Es ist Sommer. Da muss nicht immer alles effi­zi­ent und direkt pro­duk­tiv ver­wert­bar sein. Es ist die rich­ti­ge Zeit, dem Geist etwas Nahrung zu ver­schaf­fen. Dazu pas­sen Denkanstöße, die lang­sam ver­ar­bei­tet wer­den kön­nen. Mäandernde Gedanken, die erst nach und nach kon­kre­ter und irgend­wann dann auch anwend­bar wer­den. Dazu emp­feh­le ich Armin Nassehi Büchlein „Wie wei­ter mit Niklas Luhmann?“ und begin­ne gleich mit dem, was der kur­ze Text (nicht mal 40 Seiten) nicht ist. Er ist

  • nicht neu und tages­ak­tu­ell, son­dern von 2008,
  • kei­ne leich­te Urlaubslektüre,
  • nicht direkt in der Praxis anwend­bar und
  • nur mit eini­gen Vorkenntnisse der Luhmann’schen Systemtheorie mit Freuden genießbar.

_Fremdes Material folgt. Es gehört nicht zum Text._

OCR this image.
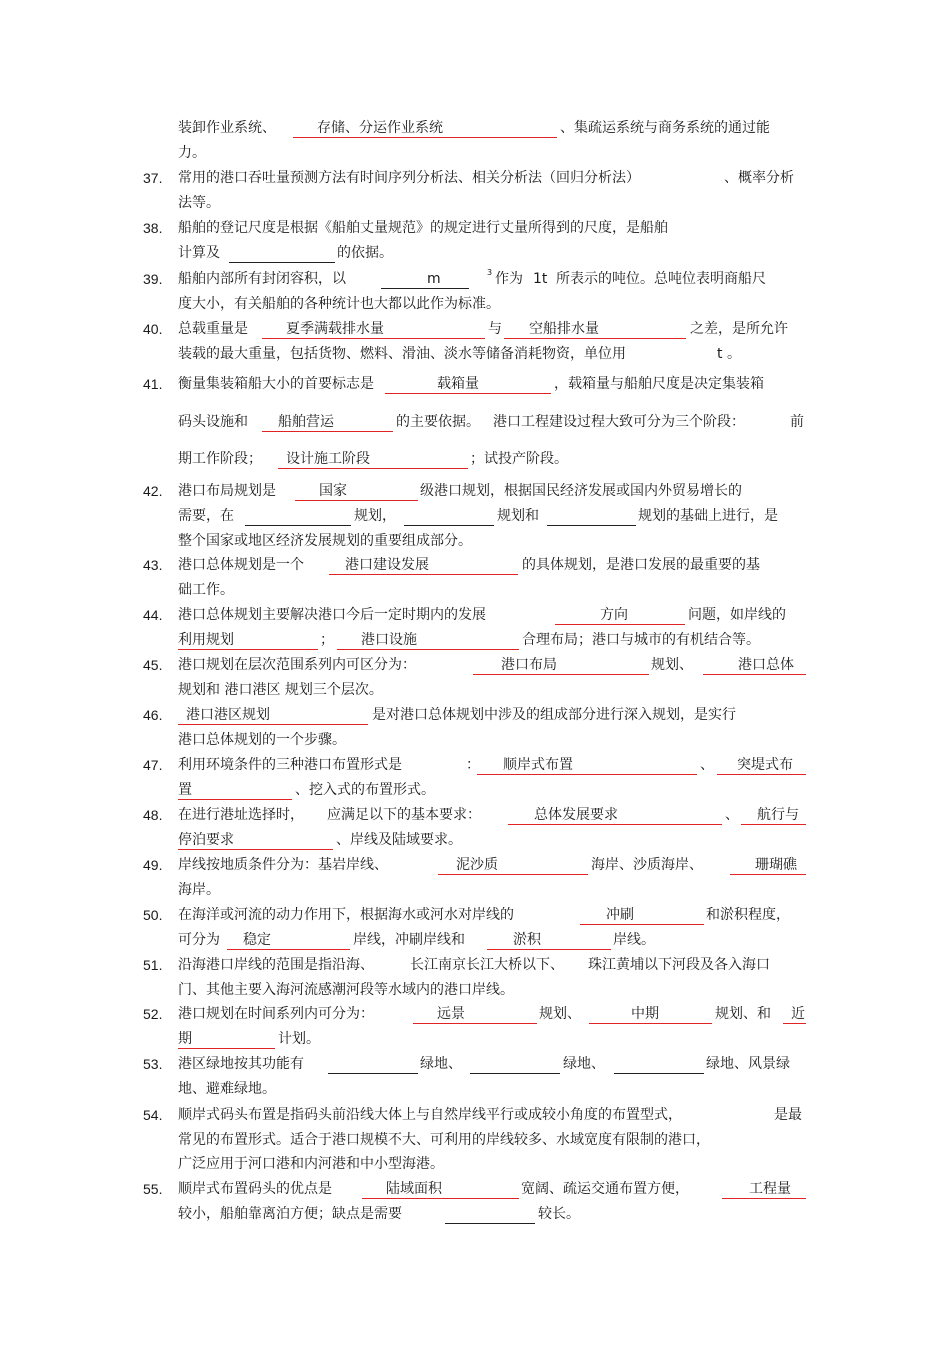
装卸作业系统、	存储、分运作业系统	、集疏运系统与商务系统的通过能
力。
37. 常用的港口吞吐量预测方法有时间序列分析法、相关分析法（回归分析法）	、概率分析
法等。
38. 船舶的登记尺度是根据《船舶丈量规范》的规定进行丈量所得到的尺度，是船舶
计算及	的依据。
39. 船舶内部所有封闭容积，以	m	3 作为 1t 所表示的吨位。总吨位表明商船尺
度大小，有关船舶的各种统计也大都以此作为标准。
40. 总载重量是	夏季满载排水量	与 空船排水量	之差，是所允许
装载的最大重量，包括货物、燃料、滑油、淡水等储备消耗物资，单位用	t 。
41. 衡量集装箱船大小的首要标志是	载箱量	，载箱量与船舶尺度是决定集装箱
码头设施和 船舶营运	的主要依据。 港口工程建设过程大致可分为三个阶段：	前
期工作阶段； 设计施工阶段	；试投产阶段。
42. 港口布局规划是	国家	级港口规划，根据国民经济发展或国内外贸易增长的
需要，在	规划，	规划和	规划的基础上进行，是
整个国家或地区经济发展规划的重要组成部分。
43. 港口总体规划是一个	港口建设发展	的具体规划，是港口发展的最重要的基
础工作。
44. 港口总体规划主要解决港口今后一定时期内的发展	方向	问题，如岸线的
利用规划	； 港口设施	合理布局；港口与城市的有机结合等。
45. 港口规划在层次范围系列内可区分为：	港口布局	规划、	港口总体
规划和 港口港区 规划三个层次。
46. 港口港区规划	是对港口总体规划中涉及的组成部分进行深入规划，是实行
港口总体规划的一个步骤。
47. 利用环境条件的三种港口布置形式是	： 顺岸式布置	、 突堤式布
置	、挖入式的布置形式。
48. 在进行港址选择时， 应满足以下的基本要求：	总体发展要求	、 航行与
停泊要求	、岸线及陆域要求。
49. 岸线按地质条件分为：基岩岸线、	泥沙质	海岸、沙质海岸、	珊瑚礁
海岸。
50. 在海洋或河流的动力作用下，根据海水或河水对岸线的	冲刷	和淤积程度，
可分为 稳定	岸线，冲刷岸线和	淤积	岸线。
51. 沿海港口岸线的范围是指沿海、	长江南京长江大桥以下、 珠江黄埔以下河段及各入海口
门、其他主要入海河流感潮河段等水域内的港口岸线。
52. 港口规划在时间系列内可分为：	远景	规划、	中期	规划、和 近
期	计划。
53. 港区绿地按其功能有	绿地、	绿地、	绿地、风景绿
地、避难绿地。
54. 顺岸式码头布置是指码头前沿线大体上与自然岸线平行或成较小角度的布置型式，	是最
常见的布置形式。适合于港口规模不大、可利用的岸线较多、水域宽度有限制的港口，
广泛应用于河口港和内河港和中小型海港。
55. 顺岸式布置码头的优点是	陆域面积	宽阔、疏运交通布置方便，	工程量
较小，船舶靠离泊方便；缺点是需要	较长。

In einer Zeit, in der wir ange­hal­ten sind, stets in Lösungen zu den­ken — „sagen Sie mir nicht, was nicht geht, son­dern sagen sie, was geht“ — und posi­tiv zu for­mu­lie­ren, ist es ein Vergnügen, mit Negationen zu  begin­nen. Für sys­te­mi­sche Organisationsberater*innen wird es aber schnell span­nend. Denn schon zu Beginn steht die Aussage, wenn es mit der Luhmann’schen Systemtheorie wei­ter­ge­hen soll, dann „kann es nur empi­risch wei­ter­ge­hen“. Es gehe dar­um, „das empi­ri­sche Potential sys­tem­theo­re­ti­schen Denkens aus­zu­lo­ten und zu nut­zen“ Eine Aufgabe, der sich sys­te­mi­schen Berater*innen schon immer stell­ten. Musste und muss doch die beschrei­ben­de Theorie stets „wei­ter­ge­dacht“ wer­den, um für die bera­te­ri­sche Praxis sinn­voll zu sein. Bei der Frage, wie aktu­ell Luhmann bezie­hungs­wei­se sei­ne Systemtheorie heu­te noch ist und wie sie wei­ter­ge­dacht wer­den kann, wählt Nassehi eine Form der Fragestellung, die uns aus dem sys­te­mi­schen Beratungsalltag sehr ver­traut ist: „Für wel­ches Problem ist Luhmann eine Lösung?“

Das loh­nens­wer­te an der Lektüre von „Wie wei­ter mit Niklas Luhmann“ sind vier inspi­rie­ren­de Versionen von poten­ti­el­len Antworten, die Ansatzpunkte bie­ten, um wei­ter­zu­den­ken. Vier abs­trak­te Antworten, ange­rei­chert mit anschau­li­chen Praxisbeispielen. Diese hier auf­zu­zäh­len, wäre nicht nur lang­wei­lig, son­dern wür­de auch den Spaß und den A‑Ha-Moment der Lektüre ver­mie­sen. Soviel sei den­noch ver­ra­ten: Mit etwas Nachdenken und Kreativität bie­ten die­se Antworten eine Menge Anknüpfungspunkte für die Beratungspraxis oder die­nen sogar schon als Basis des bera­te­ri­schen Handelns, so wie wir sie verstehen.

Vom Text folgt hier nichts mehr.